La realidad virtual y el vídeo 4K están entre nosotros. Colocar cada vez más píxeles en pantalla a una velocidad mínima de 60 fps es razón suficiente para que los fabricantes lancen productos más poderosos, pero la última palabra la tiene el usuario. El factor presupuesto es una barrera fundamental, pero si lo sacamos de la ecuación, la alta gama no se cansa de pulverizar reglas. A mediados de mayo, Nvidia presentó su GeForce GTX 1080, la primera con arquitectura Pascal. Después llegaron la 1070 y la 1060. Ahora, Nvidia decidió ir en la otra dirección… y lo que ha colocado sobre la mesa es la Titan X.

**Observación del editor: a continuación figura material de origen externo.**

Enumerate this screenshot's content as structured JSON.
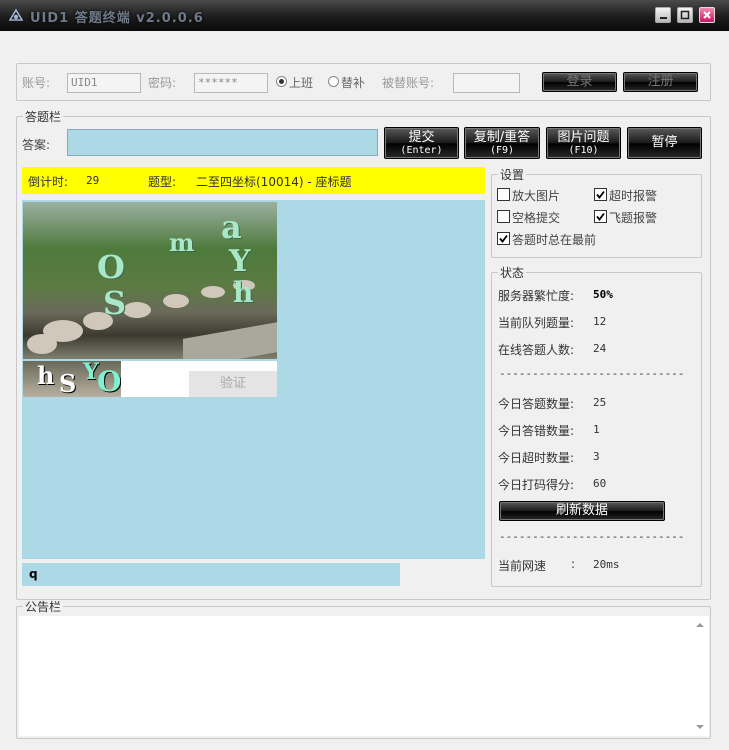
{
  "window": {
    "title": "UID1 答题终端 v2.0.0.6"
  },
  "login": {
    "account_label": "账号:",
    "account_value": "UID1",
    "password_label": "密码:",
    "password_value": "******",
    "radio_on_duty": "上班",
    "radio_substitute": "替补",
    "radio_selected": "上班",
    "substitute_account_label": "被替账号:",
    "substitute_account_value": "",
    "login_button": "登录",
    "register_button": "注册"
  },
  "answer": {
    "group_label": "答题栏",
    "answer_label": "答案:",
    "answer_value": "",
    "submit_label": "提交",
    "submit_key": "(Enter)",
    "copy_label": "复制/重答",
    "copy_key": "(F9)",
    "image_issue_label": "图片问题",
    "image_issue_key": "(F10)",
    "pause_label": "暂停"
  },
  "question": {
    "countdown_label": "倒计时:",
    "countdown_value": "29",
    "type_label": "题型:",
    "type_value": "二至四坐标(10014) - 座标题",
    "verify_button": "验证",
    "captcha_letters": [
      "a",
      "m",
      "O",
      "Y",
      "S",
      "h"
    ],
    "captcha_small_letters": [
      "h",
      "S",
      "Y",
      "O"
    ],
    "input_echo": "q"
  },
  "settings": {
    "group_label": "设置",
    "options": [
      {
        "label": "放大图片",
        "checked": false
      },
      {
        "label": "超时报警",
        "checked": true
      },
      {
        "label": "空格提交",
        "checked": false
      },
      {
        "label": "飞题报警",
        "checked": true
      },
      {
        "label": "答题时总在最前",
        "checked": true
      }
    ]
  },
  "status": {
    "group_label": "状态",
    "rows": [
      {
        "label": "服务器繁忙度:",
        "value": "50%"
      },
      {
        "label": "当前队列题量:",
        "value": "12"
      },
      {
        "label": "在线答题人数:",
        "value": "24"
      },
      {
        "label": "今日答题数量:",
        "value": "25"
      },
      {
        "label": "今日答错数量:",
        "value": "1"
      },
      {
        "label": "今日超时数量:",
        "value": "3"
      },
      {
        "label": "今日打码得分:",
        "value": "60"
      }
    ],
    "separator": "----------------------------",
    "refresh_button": "刷新数据",
    "speed_label": "当前网速",
    "speed_colon": ":",
    "speed_value": "20ms"
  },
  "notice": {
    "group_label": "公告栏"
  }
}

El nombre puede dar lugar a confusiones
Ya existe una "GTX Titan X" lanzada en marzo de 2015, pero la nueva tarjeta es "Nvidia Titan X", sin GTX ni GeForce. Aún faltan confirmar algunos detalles secundarios, pero sabemos que tendrá 12 GB de RAM GDDR5X (el mismo tipo de memoria que la GTX 1080), 12 mil millones de transistores, un bus de 384 bits, 3.584 núcleos CUDA, una frecuencia de 1.417 MHz con modo Boost de 1.533 MHz, y un TDP de 250 vatios. En términos de ancho de banda, hablamos de unos 480 gigabytes por segundo.
Disponibilidad y precio
La Nvidia Titan X estará disponible a partir del 2 de agosto solo a través del portal oficial de Nvidia, por lo que no veremos variantes de sus socios principales, aunque los OEMs podrán incluirla en sus ordenadores de alta gama. El precio será de 1.200 dólares. Soñar no cuesta nada.